We were developing websites that had to load on monitors that were typically 800 pixels by 600 pixels. Holy crap. Imagine that today. Most desktops nowadays boast HD screens with 1920 x 1080 pixels and even any laptop worth knowing about is not far behind. A website designed to grace an 800 x 600 monitor would look so lost on almost any of todays screens.
However, designers and developers can’t just think of desktops with hooking great big displays, can we? We have to think of the mobile world and the vast (and ever growing) percentage of Internet users who use nothing more than an iPhone, a Blackberry or any of the growing array of hand held devices and tablets of one make or another and that means thinking streamlined, quick loading and easy to use by finger touch rather than mouse point & click.
Back to simplicity and function over “look how clever we are” and “sorry it’s so confusing but cool isn’t it?” because, while we do have loads of styling options that were simply unachievable a decade (or so) ago, we can’t cram every trick in the book on to a 4.3 inch mobile phone screen.

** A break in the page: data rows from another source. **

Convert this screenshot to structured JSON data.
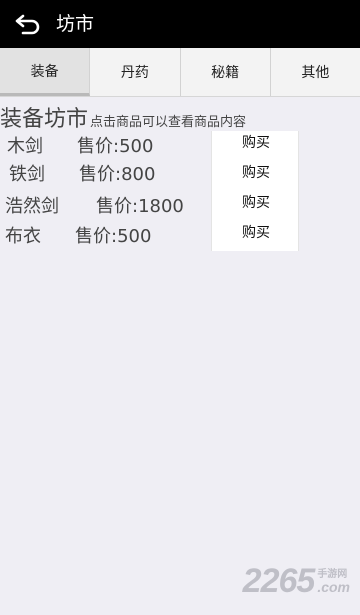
{
  "header": {
    "title": "坊市",
    "back_icon": "back-arrow-icon"
  },
  "tabs": [
    {
      "label": "装备",
      "active": true
    },
    {
      "label": "丹药",
      "active": false
    },
    {
      "label": "秘籍",
      "active": false
    },
    {
      "label": "其他",
      "active": false
    }
  ],
  "section": {
    "heading": "装备坊市",
    "hint": "点击商品可以查看商品内容"
  },
  "items": [
    {
      "name": "木剑",
      "price": "售价:500",
      "buy_label": "购买"
    },
    {
      "name": "铁剑",
      "price": "售价:800",
      "buy_label": "购买"
    },
    {
      "name": "浩然剑",
      "price": "售价:1800",
      "buy_label": "购买"
    },
    {
      "name": "布衣",
      "price": "售价:500",
      "buy_label": "购买"
    }
  ],
  "watermark": {
    "number": "2265",
    "cn": "手游网",
    "com": ".com"
  }
}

Not only has the way we design websites gone back (a bit) to function of cleverness, but getting found in search engines has gone back to basics in some respects too. Back in the early days you got your content ranked fairly quickly and easily based on the relevance of the content rather than spamming (keyword stuffing etc). Spamming worked wonders in the early days of Google but the mighty “G” soon slammed doors shut on all that idiosy (thankfully) and, over the years, has made all the ridiculous trickery redundant.
Most recently we’ve had to work with the biggest search engine’s updates (Panda and Penguin) that, essentially, force content writers to focus on uniqueness and relevance else suffer the consequences of a hefty Google slap – no longer a minor slap on the wrist but a boot right up the backside and out of the rankings for any infringements.
I suggested many years ago that increased complexity was unsustainable (I’ll try to find that article and repost it), so, while it is hard work keeping up to speed with all the devices we need to design for and the never ending jumping through hoops with and constantly learning and adapting to new regulations about privacy and (in the EU) Cookie laws (obtaining permission from users – being transparent), in my humble opinion this is all good; Good for users and good for businesses playing by the rules (both written and ethical) and good for the Internet over-all.